HA, a large glycosaminoglycan, mainly exist in ECM and can absorb water more than 1,000 times its weight, which is critical for skin hydration. According to reports, HAS2 can synthesize HA. It has been previously reported that UV exposure induced loss of HA and inhibition of HAS in skin. It has been suggested that HA was involved in the natural responses of epidermal in wound‐healed and barrier recovery in AD, including proliferation and migration of keratinocyte. It has been shown that HA bound to its best‐characterized cell surface receptor, CD44, induced LB (lamellar body) formation and secretion, and enhanced expressions of keratinocyte differentiation markers including K10, profilaggrin, which was very important to skin barrier repair and maintains skin hydration.

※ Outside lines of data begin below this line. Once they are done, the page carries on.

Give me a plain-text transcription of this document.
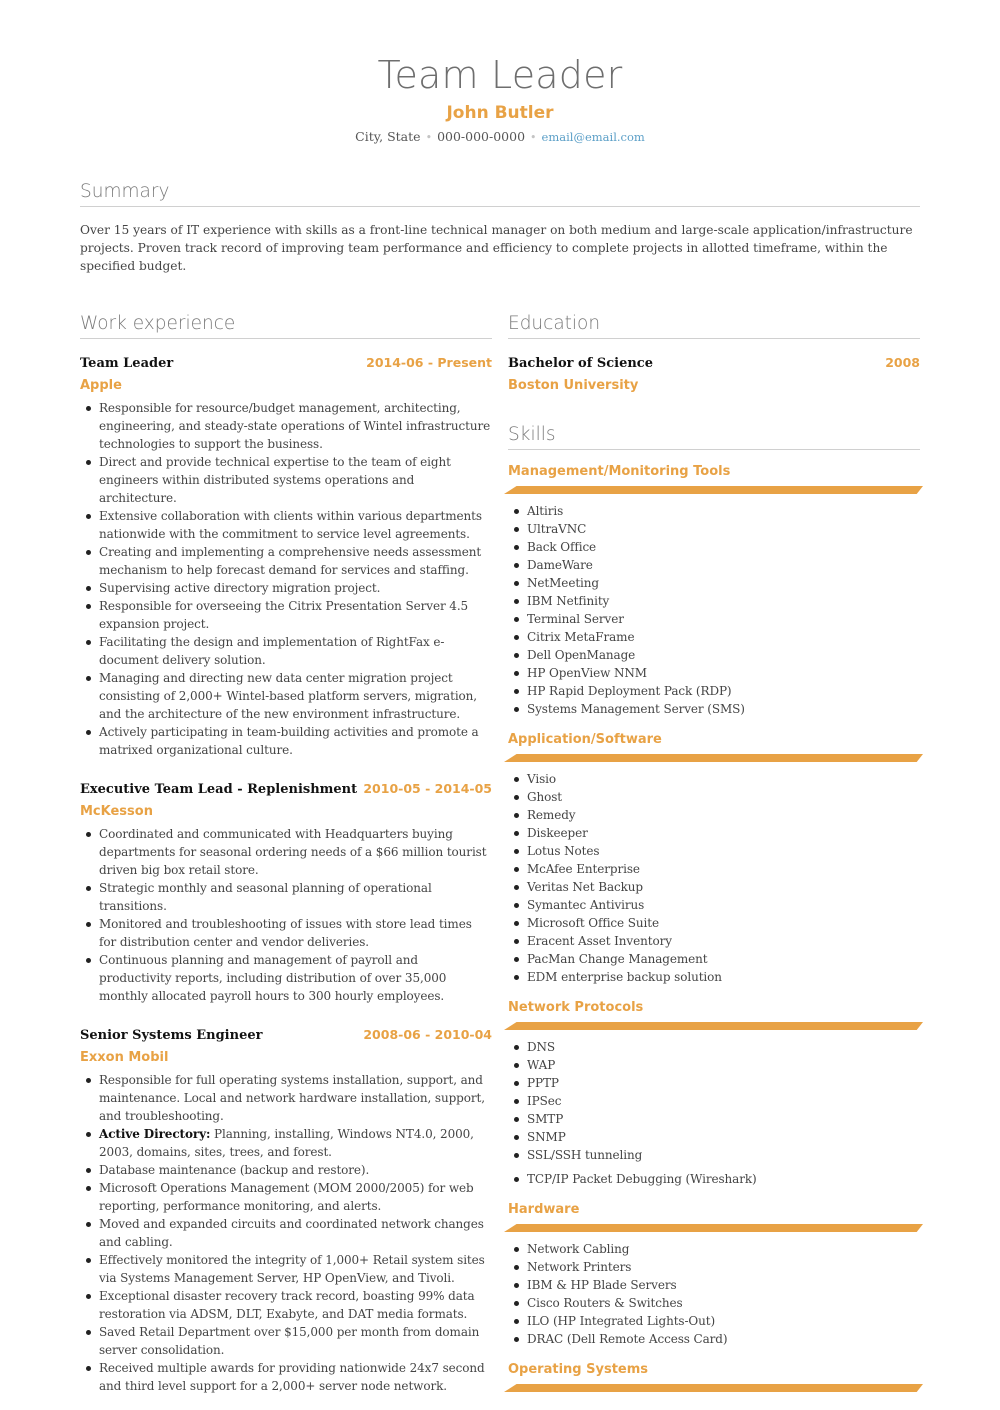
Team Leader
John Butler
City, State • 000-000-0000 • email@email.com
Summary

Over 15 years of IT experience with skills as a front-line technical manager on both medium and large-scale application/infrastructure projects. Proven track record of improving team performance and efficiency to complete projects in allotted timeframe, within the specified budget.

Work experience
Team Leader	2014-06 - Present
Apple
Responsible for resource/budget management, architecting, engineering, and steady-state operations of Wintel infrastructure technologies to support the business.
Direct and provide technical expertise to the team of eight engineers within distributed systems operations and architecture.
Extensive collaboration with clients within various departments nationwide with the commitment to service level agreements.
Creating and implementing a comprehensive needs assessment mechanism to help forecast demand for services and staffing.
Supervising active directory migration project.
Responsible for overseeing the Citrix Presentation Server 4.5 expansion project.
Facilitating the design and implementation of RightFax e-document delivery solution.
Managing and directing new data center migration project consisting of 2,000+ Wintel-based platform servers, migration, and the architecture of the new environment infrastructure.
Actively participating in team-building activities and promote a matrixed organizational culture.
Executive Team Lead - Replenishment 2010-05 - 2014-05
McKesson
Coordinated and communicated with Headquarters buying departments for seasonal ordering needs of a $66 million tourist driven big box retail store.
Strategic monthly and seasonal planning of operational transitions.
Monitored and troubleshooting of issues with store lead times for distribution center and vendor deliveries.
Continuous planning and management of payroll and productivity reports, including distribution of over 35,000 monthly allocated payroll hours to 300 hourly employees.
Senior Systems Engineer	2008-06 - 2010-04
Exxon Mobil
Responsible for full operating systems installation, support, and maintenance. Local and network hardware installation, support, and troubleshooting.
Active Directory: Planning, installing, Windows NT4.0, 2000, 2003, domains, sites, trees, and forest.
Database maintenance (backup and restore).
Microsoft Operations Management (MOM 2000/2005) for web reporting, performance monitoring, and alerts.
Moved and expanded circuits and coordinated network changes and cabling.
Effectively monitored the integrity of 1,000+ Retail system sites via Systems Management Server, HP OpenView, and Tivoli.
Exceptional disaster recovery track record, boasting 99% data restoration via ADSM, DLT, Exabyte, and DAT media formats.
Saved Retail Department over $15,000 per month from domain server consolidation.
Received multiple awards for providing nationwide 24x7 second and third level support for a 2,000+ server node network.
Education
Bachelor of Science	2008
Boston University
Skills
Management/Monitoring Tools
Altiris
UltraVNC
Back Office
DameWare
NetMeeting
IBM Netfinity
Terminal Server
Citrix MetaFrame
Dell OpenManage
HP OpenView NNM
HP Rapid Deployment Pack (RDP)
Systems Management Server (SMS)
Application/Software
Visio
Ghost
Remedy
Diskeeper
Lotus Notes
McAfee Enterprise
Veritas Net Backup
Symantec Antivirus
Microsoft Office Suite
Eracent Asset Inventory
PacMan Change Management
EDM enterprise backup solution
Network Protocols
DNS
WAP
PPTP
IPSec
SMTP
SNMP
SSL/SSH tunneling
TCP/IP Packet Debugging (Wireshark)
Hardware
Network Cabling
Network Printers
IBM & HP Blade Servers
Cisco Routers & Switches
ILO (HP Integrated Lights-Out)
DRAC (Dell Remote Access Card)
Operating Systems
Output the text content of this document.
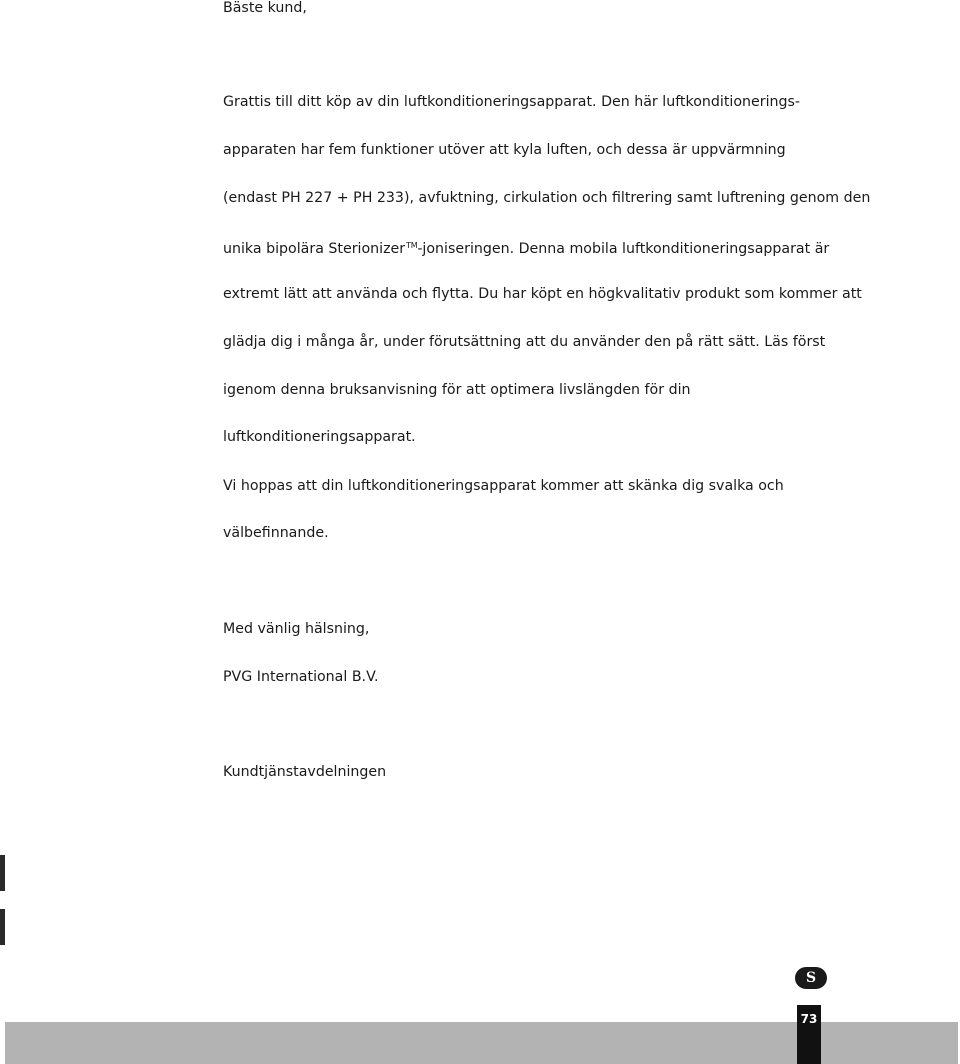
Bäste kund,

Grattis till ditt köp av din luftkonditioneringsapparat. Den här luftkonditionerings-

apparaten har fem funktioner utöver att kyla luften, och dessa är uppvärmning

(endast PH 227 + PH 233), avfuktning, cirkulation och filtrering samt luftrening genom den

unika bipolära Sterionizer™-joniseringen. Denna mobila luftkonditioneringsapparat är

extremt lätt att använda och flytta. Du har köpt en högkvalitativ produkt som kommer att

glädja dig i många år, under förutsättning att du använder den på rätt sätt. Läs först

igenom denna bruksanvisning för att optimera livslängden för din

luftkonditioneringsapparat.

Vi hoppas att din luftkonditioneringsapparat kommer att skänka dig svalka och

välbefinnande.

Med vänlig hälsning,

PVG International B.V.

Kundtjänstavdelningen

S
73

Seed oil of SBT is known to contain high amounts of PUFA, such as oleic acid (OA), linoleic acid (LA), and α‐linolenic acid (ALA). LA is the richest fatty acid in the epidermis and is the precursor to synthesize ceramide, which is a predominant substance responsible for skin permeability barrier. LA was generally acknowledged as an inflammation suppressor, which could be used for the treatment of inflammation‐related skin diseases, such as AD. It has been found that LA attenuated pigmentation through anti‐inflammation and reducing tyrosinase activity. , Moreover, LA inhibits growth of Staphylococcus aureus via influencing synthesis of proteins and nucleic acids. OA has been proved that it can inhibit tyrosinase activity, and it is also used to treat psoriasis. ALA and its derivative have been found that they may contribute to lamellar body formation, cytokine inhibition, lipoxygenase repression, SC differentiation, and maturation, which might relieve inflammatory‐related dermatoses including acne, AD, psoriasis, and lupus. , SBT seed oil containing abundant OA, LA, and ALA has been validated that had a positive effect on AD through suppression inflammation and repaired lipid metabolism disorders induced by UV exposure.

In our research, we proved for the first time that SBT seed oil can improve skin hydration through increasing AQP3 and HAS2 expressions, which indicates it is a promising natural compound to boost the skin's ability to retain moisture.